Forum Discussion
Hi Guys,
The "elseif" was missing a bracket. I also added the "reject" statement where if you are trying to go to the URI in the data group or URI "*/URI1/URI2/PORTAL/ADMIN" on this site, your IP must match the ones from the XFF defined in the data group. If not, it should reject. Is this correct to use the "reject" or will this deny all traffic to the site? Which is what we do not want to do. Only deny if your XFF IP does match the ones in the data group when you go the URIs on this site.
Thank you.
when HTTP_REQUEST {
if { [active_members MYPOOL-PORT-443] > 1 } {
HTTP::redirect "http://maintenance-page.company.com"
} else {
set CHECK_IP [getfield [HTTP::header values X-Forwarded-For] " " 1]
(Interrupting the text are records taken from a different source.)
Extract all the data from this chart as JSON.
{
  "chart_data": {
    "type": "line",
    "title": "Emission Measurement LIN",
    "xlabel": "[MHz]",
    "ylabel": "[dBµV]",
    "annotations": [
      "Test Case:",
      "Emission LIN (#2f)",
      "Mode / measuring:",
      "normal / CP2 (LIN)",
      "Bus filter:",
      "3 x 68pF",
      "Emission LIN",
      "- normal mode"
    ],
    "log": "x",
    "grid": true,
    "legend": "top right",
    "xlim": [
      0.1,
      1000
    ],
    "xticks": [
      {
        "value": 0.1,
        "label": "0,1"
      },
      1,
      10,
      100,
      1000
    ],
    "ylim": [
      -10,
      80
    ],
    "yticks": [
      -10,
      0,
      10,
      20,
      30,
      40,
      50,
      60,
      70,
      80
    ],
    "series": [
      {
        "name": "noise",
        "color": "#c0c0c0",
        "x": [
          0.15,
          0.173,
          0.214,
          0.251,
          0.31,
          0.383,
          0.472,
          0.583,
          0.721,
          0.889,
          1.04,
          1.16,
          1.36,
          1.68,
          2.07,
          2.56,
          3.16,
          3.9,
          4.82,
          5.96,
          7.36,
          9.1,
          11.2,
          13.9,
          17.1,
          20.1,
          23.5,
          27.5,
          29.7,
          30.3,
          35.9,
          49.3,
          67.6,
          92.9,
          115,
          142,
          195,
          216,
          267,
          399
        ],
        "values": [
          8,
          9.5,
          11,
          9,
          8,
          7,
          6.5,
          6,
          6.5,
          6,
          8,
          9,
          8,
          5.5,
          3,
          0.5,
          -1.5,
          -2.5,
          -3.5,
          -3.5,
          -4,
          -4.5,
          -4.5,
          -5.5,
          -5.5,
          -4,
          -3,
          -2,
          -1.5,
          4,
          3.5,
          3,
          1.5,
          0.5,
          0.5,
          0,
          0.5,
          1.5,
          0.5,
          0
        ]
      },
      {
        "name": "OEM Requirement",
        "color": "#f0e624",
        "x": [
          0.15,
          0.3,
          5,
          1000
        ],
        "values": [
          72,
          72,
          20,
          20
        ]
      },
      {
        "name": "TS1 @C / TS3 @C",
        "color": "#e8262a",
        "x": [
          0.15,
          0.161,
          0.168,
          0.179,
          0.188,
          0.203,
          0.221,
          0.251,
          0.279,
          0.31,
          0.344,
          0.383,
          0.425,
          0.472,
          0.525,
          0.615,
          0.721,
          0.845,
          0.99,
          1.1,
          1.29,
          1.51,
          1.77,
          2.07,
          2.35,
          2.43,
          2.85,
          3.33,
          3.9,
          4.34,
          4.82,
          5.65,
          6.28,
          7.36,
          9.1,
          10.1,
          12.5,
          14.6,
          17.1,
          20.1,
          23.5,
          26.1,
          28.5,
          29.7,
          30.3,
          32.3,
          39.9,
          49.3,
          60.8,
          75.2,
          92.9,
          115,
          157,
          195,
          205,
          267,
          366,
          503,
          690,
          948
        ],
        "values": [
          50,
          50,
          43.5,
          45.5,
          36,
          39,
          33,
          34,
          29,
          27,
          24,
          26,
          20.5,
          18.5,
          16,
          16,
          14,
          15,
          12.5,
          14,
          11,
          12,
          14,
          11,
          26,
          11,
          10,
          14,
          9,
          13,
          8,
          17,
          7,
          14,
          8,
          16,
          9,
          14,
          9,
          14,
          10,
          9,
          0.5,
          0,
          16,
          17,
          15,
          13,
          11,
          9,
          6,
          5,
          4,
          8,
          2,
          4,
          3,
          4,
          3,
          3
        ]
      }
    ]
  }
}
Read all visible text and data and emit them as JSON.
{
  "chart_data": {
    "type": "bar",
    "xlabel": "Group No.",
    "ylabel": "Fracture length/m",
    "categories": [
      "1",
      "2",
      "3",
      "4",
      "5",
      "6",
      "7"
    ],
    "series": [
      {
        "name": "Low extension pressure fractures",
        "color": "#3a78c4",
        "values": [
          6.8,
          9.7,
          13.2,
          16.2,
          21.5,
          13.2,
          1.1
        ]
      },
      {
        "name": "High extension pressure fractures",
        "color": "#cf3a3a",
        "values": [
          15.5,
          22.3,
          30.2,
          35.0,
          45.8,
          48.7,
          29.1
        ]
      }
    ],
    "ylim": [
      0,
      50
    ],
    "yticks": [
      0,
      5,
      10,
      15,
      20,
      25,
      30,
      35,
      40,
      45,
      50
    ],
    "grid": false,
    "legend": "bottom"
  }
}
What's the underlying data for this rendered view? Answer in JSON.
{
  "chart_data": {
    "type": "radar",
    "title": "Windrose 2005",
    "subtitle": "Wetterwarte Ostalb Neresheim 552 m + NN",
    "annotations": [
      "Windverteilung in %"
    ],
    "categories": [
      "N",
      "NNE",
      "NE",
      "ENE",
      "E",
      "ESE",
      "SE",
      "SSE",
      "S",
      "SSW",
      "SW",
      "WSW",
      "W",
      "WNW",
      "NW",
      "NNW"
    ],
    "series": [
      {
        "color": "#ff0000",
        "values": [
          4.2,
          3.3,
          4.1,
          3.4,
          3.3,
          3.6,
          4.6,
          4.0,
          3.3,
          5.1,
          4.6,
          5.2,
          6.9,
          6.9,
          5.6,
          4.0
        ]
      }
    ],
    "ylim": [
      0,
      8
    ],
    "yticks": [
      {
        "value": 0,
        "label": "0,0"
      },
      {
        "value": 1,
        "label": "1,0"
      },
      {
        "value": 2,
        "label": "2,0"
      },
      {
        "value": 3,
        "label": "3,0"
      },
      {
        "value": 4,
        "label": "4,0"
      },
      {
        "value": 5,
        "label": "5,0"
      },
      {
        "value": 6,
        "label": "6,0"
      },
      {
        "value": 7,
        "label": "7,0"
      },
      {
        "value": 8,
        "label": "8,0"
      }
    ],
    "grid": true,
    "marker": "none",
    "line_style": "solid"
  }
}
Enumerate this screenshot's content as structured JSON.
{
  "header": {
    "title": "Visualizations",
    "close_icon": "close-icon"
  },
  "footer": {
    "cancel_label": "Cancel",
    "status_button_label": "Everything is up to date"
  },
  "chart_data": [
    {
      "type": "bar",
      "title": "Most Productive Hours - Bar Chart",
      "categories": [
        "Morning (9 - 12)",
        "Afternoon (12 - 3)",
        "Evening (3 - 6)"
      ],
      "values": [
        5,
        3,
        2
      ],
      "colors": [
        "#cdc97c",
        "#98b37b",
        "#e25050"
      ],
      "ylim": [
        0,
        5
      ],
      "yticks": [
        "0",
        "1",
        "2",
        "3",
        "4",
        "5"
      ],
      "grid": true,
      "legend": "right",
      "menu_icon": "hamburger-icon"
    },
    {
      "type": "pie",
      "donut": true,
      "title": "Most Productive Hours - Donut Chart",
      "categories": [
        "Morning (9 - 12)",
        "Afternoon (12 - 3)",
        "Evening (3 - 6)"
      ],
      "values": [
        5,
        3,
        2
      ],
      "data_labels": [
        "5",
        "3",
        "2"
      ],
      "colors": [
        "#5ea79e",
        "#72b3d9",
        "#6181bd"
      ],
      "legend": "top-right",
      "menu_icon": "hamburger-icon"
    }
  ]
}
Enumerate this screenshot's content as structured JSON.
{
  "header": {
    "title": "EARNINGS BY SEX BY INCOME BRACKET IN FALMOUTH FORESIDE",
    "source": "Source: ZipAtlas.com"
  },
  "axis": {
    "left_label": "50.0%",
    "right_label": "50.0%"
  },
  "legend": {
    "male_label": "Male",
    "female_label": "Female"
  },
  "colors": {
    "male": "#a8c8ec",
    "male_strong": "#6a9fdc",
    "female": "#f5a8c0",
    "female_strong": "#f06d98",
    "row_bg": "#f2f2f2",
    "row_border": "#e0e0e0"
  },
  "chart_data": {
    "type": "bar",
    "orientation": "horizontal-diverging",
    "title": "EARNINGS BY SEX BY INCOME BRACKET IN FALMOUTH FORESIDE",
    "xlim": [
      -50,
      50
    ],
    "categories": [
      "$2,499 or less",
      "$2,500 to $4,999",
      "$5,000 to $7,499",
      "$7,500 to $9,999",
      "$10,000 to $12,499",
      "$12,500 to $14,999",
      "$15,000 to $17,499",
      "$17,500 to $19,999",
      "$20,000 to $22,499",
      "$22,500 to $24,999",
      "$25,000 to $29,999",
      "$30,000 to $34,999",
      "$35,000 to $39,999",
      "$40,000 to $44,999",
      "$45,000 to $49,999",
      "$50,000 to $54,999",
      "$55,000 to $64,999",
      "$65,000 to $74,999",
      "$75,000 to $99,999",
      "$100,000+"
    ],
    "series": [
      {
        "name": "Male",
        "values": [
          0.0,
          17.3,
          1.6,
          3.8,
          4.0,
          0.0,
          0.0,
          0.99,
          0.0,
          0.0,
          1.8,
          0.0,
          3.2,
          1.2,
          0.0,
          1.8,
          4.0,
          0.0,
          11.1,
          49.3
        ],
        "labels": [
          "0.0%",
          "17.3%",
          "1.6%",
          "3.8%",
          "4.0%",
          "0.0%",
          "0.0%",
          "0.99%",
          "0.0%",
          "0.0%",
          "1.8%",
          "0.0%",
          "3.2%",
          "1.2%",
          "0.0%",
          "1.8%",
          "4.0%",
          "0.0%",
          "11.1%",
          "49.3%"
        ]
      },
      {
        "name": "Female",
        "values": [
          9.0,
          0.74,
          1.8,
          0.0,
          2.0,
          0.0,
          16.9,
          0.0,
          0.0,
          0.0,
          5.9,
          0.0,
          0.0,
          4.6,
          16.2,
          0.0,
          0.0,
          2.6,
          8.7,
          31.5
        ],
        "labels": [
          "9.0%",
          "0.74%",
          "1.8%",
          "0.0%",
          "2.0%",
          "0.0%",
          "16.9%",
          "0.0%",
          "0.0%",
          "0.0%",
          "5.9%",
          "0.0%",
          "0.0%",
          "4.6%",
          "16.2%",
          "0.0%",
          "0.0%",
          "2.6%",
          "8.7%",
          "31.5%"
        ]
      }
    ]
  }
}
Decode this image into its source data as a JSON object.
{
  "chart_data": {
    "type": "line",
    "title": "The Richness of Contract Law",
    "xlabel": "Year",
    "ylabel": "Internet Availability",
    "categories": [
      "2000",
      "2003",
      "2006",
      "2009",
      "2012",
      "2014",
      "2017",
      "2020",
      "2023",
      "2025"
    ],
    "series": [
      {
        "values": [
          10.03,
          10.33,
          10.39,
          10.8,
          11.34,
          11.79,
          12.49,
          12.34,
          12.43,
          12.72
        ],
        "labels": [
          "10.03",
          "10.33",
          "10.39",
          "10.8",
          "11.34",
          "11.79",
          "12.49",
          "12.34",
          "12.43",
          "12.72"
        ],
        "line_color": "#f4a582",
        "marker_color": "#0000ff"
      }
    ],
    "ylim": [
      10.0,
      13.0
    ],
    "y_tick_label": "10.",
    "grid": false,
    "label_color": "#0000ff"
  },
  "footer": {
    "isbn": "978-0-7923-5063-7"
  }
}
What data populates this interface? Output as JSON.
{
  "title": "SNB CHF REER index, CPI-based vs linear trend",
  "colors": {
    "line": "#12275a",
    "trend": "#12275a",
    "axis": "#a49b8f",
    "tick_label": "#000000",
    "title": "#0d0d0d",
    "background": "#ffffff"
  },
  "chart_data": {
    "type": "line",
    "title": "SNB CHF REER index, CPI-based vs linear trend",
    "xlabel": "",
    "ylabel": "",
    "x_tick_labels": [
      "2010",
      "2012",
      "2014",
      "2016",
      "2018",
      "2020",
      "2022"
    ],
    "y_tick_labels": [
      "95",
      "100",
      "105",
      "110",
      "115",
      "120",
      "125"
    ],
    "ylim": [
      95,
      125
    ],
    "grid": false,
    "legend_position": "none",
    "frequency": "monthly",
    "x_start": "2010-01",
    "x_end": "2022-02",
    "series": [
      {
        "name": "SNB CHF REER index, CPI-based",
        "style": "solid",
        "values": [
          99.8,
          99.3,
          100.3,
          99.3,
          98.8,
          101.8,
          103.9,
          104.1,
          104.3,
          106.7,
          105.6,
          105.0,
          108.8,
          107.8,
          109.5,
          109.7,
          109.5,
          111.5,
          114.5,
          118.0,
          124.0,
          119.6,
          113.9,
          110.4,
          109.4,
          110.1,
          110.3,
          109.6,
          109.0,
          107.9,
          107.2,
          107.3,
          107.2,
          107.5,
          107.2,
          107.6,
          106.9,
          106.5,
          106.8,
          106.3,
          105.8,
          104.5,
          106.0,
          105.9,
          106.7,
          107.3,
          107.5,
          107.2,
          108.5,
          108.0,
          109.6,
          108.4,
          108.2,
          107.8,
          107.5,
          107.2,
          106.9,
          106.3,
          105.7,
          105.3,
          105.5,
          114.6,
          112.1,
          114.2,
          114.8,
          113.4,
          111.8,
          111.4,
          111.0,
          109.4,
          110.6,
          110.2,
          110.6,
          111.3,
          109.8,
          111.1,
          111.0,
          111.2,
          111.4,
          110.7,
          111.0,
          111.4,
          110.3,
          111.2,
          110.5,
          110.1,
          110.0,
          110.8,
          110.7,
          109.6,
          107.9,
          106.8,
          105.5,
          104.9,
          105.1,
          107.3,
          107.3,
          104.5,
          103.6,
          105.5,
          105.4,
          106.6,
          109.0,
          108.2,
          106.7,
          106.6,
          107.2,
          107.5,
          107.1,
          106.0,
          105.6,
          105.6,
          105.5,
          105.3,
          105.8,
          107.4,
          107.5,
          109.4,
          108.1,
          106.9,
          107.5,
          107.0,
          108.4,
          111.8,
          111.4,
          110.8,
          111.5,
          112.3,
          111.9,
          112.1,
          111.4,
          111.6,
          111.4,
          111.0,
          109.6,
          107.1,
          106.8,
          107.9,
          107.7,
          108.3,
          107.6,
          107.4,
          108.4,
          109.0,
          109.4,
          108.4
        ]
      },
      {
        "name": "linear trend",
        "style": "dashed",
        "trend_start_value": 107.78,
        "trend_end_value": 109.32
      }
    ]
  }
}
if { ([class match $CHECK_IP eq "DG-XFF-ALLOWED-IP-LIST"]) } {
if { [class match [HTTP::uri] eq "DG_RESTRICTED_URI"] } {
pool MYPOOL-PORT-443
} elseif { [class match [HTTP::uri] eq "*/URI1/URI2/PORTAL/ADMIN"] } {
HTTP::redirect "https://[HTTP::host]/SECRET/URI1/URI2/ADMIN/"
reject
}
}
}
}
- Vijay_EMar 23, 2017Cirrus
`if { [active_members MYPOOL-PORT-443] < 1 } {`
Should be less than 1 and not greater than 1
- Tony2020Mar 23, 2017Nimbostratus
hi vijay,
will the "reject" work in the code where the irule looks at the data group to match the ip obtained from the XFF header and if you go to the URI in the other data group or in the code, allow, and if your not part of the IP list, deny? otherwise allow access to the full site without restrictions? we do not want the "reject" to prevent access to the site under normal conditions if not accessing the protected URI....
thank you, tony
- Vijay_EMar 24, 2017Cirrus
Why do you need a reject after redirecting ?
Also, the idea of coming up with an iRule and running it directly on production VS is a bit disconcerting. I would recommend creating a test VS to test out the iRule before deploying it in production environment.
- Tony2020Mar 24, 2017Nimbostratus
agreed. We have a test environment that this needs to be tested in first. Just need to make sure it works before we put it in PROD. Thanks for your help!